Doch kaum hatte er sein Auto vorm neuen Heim geparkt, wurde es rundum mit Farbe besprüht. Ein paar Wochen später war die Scheibe eingeschlagen. Obwohl er weder Schlips noch Anzug trug und einer ist, der mit jedem am Tisch sitzen kann. Doch die Liebe zum Automobil machte ihn verdächtig. 15 Jahre hat er an einem Oldtimer herumgeschraubt. Länger als an der Modelleisenbahn, die eher eine schneebedeckte Modellstadt ist, eine Traumlandschaft mit Fachwerkhäusern und winzigen Autos auf der Straße - darunter ein höchstens zwei Zentimeter langes Serviceauto für Rallyesportwagen, eine fahrende Werkstatt. »Das hab ich aus drei anderen zusammengebaut und eingerichtet, man kann sogar reinschauen…« Peter Katsarski ist ein Tüftler, ein Bastler, ein Ingenieur, ein Spieler. Er kann Jahre mit einer Idee zubringen, jahrelang daran bauen. »Sinn der Übung ist, dass es nie fertig wird. Wenn es fertig ist, ist es vorbei.«

Vielleicht hätte auch ein guter Zahnarzt aus ihm werden können. Der Junge besaß Fingerspitzengefühl. »Aber dieses viele Blut war nichts für mich.« Zum Leidwesen des Vaters interessierte sich Peter überhaupt nicht für die Zahnmedizin. Eher für Autos.


Foto: Privat
Peter mit der gestrengen Mutter

Dem Urgroßvater hätte die Vorliebe seines Urenkels für Pferdestärken gefallen. Er war Besitzer eines Tattersalls, einer Pferdestation, gewesen und Deutscher Meister im Reit- und Wagensport. Er manövrierte sechs PS durch den Parcours und besaß später eines der ersten Automobile in der Stadt. Peters erstes Auto stand eines Tages unter dem Weihnachtsbaum, »ein kleines rotes Tretauto mit Scheinwerfergläsern aus echtem Glas. Ich hab es jeden Tag geputzt, es glänzte immer wie neu und hatte keine einzige Beule.« Peter war drei Jahre alt, aber er steuerte das Auto so schnell zwischen Stühlen und Türen hindurch, dass die Sonntagsgäste des Zahnarztes die Hände über dem Kopf zusammenschlugen und »Vorsicht!« riefen. Woraufhin die sonst so preußische Mutter nicht ohne eine Spur von Stolz beschwichtigte: »Ach, das schafft der!«

Als er ein Fahrrad bekam, fuhr er zur Avus und stand auf den Pedalen, um über die Brüstung schauen zu können, wenn Autorennen stattfanden. Auf der Tribüne hat er nie gesessen, »Ich verstehe bis heute nicht, warum man an einer geraden Strecke steht und zusieht, wie Autos vorbeifahren!« Das einzig Spannende am Rennfahren sind die Kurven. Die Avus hatte davon nur zwei!

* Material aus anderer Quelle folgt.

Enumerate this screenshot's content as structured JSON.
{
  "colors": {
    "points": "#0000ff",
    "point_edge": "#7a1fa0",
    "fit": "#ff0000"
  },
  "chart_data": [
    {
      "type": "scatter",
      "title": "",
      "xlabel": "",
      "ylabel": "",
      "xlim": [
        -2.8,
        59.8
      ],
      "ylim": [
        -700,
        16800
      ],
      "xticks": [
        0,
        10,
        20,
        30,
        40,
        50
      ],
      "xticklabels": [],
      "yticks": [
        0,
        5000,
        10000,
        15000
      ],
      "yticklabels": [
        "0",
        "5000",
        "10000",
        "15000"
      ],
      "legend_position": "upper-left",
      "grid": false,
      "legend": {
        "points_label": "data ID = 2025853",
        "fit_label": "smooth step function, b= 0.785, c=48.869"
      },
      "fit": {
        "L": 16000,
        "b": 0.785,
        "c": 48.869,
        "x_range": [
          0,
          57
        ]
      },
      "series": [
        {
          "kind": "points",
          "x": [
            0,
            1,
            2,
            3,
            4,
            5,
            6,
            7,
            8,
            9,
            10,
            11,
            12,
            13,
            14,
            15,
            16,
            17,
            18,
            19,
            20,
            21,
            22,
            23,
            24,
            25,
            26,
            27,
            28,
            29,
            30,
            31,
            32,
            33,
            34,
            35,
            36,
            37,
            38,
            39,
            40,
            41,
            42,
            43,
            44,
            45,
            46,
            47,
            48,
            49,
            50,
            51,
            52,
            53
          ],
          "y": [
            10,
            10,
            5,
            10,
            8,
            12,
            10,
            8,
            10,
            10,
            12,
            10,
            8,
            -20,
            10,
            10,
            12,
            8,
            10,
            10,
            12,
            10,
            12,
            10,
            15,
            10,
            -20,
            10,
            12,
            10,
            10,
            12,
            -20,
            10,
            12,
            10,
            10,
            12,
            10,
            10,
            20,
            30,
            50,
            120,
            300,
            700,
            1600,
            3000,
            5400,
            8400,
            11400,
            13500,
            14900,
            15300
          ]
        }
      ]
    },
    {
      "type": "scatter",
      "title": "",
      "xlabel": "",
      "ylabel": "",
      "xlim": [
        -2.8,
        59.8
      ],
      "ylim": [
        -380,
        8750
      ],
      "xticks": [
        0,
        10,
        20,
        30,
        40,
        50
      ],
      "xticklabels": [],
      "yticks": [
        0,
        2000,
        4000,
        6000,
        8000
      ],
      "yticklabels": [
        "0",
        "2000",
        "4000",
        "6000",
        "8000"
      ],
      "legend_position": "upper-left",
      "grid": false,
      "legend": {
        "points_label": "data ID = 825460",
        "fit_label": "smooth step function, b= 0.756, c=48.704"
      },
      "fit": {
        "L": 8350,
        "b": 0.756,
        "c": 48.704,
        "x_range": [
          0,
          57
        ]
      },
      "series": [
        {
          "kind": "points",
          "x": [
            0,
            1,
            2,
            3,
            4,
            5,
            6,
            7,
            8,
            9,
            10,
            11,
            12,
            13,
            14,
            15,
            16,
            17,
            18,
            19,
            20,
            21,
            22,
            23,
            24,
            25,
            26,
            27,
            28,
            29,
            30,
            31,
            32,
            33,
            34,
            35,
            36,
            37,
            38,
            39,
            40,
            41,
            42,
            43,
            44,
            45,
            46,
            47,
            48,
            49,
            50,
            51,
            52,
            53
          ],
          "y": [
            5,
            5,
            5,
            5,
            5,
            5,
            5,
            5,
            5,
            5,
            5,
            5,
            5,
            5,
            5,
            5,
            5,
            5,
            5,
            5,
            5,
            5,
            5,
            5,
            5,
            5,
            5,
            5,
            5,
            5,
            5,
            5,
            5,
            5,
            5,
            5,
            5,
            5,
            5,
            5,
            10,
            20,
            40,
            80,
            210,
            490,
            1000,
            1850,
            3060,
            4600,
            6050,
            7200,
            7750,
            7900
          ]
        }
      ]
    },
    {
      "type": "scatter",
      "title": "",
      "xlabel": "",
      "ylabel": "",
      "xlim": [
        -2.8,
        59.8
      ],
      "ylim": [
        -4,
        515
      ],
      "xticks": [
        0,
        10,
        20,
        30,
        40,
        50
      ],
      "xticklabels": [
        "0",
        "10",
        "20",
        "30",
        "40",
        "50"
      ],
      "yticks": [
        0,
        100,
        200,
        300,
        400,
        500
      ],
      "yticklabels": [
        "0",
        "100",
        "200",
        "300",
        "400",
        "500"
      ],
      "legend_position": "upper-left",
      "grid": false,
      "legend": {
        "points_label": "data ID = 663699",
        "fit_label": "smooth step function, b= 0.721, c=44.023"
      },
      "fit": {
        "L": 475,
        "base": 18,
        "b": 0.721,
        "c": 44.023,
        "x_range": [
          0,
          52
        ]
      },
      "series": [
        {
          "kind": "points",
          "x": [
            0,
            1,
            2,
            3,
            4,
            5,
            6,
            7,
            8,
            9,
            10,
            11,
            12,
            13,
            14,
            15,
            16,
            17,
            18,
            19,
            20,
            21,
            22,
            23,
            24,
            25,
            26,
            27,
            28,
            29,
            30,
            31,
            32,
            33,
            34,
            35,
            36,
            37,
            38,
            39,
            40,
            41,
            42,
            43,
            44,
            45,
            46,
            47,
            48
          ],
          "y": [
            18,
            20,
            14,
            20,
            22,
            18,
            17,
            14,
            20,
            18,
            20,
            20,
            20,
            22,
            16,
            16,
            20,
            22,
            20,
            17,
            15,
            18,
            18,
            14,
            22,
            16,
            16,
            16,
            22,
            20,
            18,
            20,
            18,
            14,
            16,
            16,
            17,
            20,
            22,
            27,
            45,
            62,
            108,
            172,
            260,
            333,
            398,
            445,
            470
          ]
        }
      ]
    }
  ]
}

Trotzdem beschloss Peter, Rennfahrer zu werden, und wenn man den 15jährigen fragte, was er einmal für ein Auto haben wolle, sagte er: »Einen VW-Variant mit Anhängerkupplung.« Um mit dem Anhänger seinen Rennwagen zur Strecke transportieren zu können! Die Eltern dachten, dass die Autorennen nur die vorübergehende Leidenschaft eines Pubertierenden waren und boten ihm Alternativen. Er wurde Skifahrer, Segler, Turniertänzer, aber er verlor bei alledem nie sein Ziel aus den Augen: Er wollte Rennen fahren. »Alles andere waren nur Ersatzhandlungen.« Als die erste Frau im Leben des Sohnes ausgerechnet die Tochter eines Rennfahrers war, sahen die Eltern ein, dass Peter nicht auszubremsen war. Die Mutter zuckte mit den Achseln und sagte: »Die Macke hat er vom Großvater.«

Dennoch spendierten die Eltern, als er seinen Führerschein bekam, das Benzin für den 365er Porsche, den er sich zusammengespart hatte, wenn auch nur unter der Bedingung, dass er damit keine Rennen fuhr. Peter hielt das Versprechen und saß nie selbst am Steuer dieses Autos. Aber er saß daneben - als Beifahrer im Rallye-Wagen.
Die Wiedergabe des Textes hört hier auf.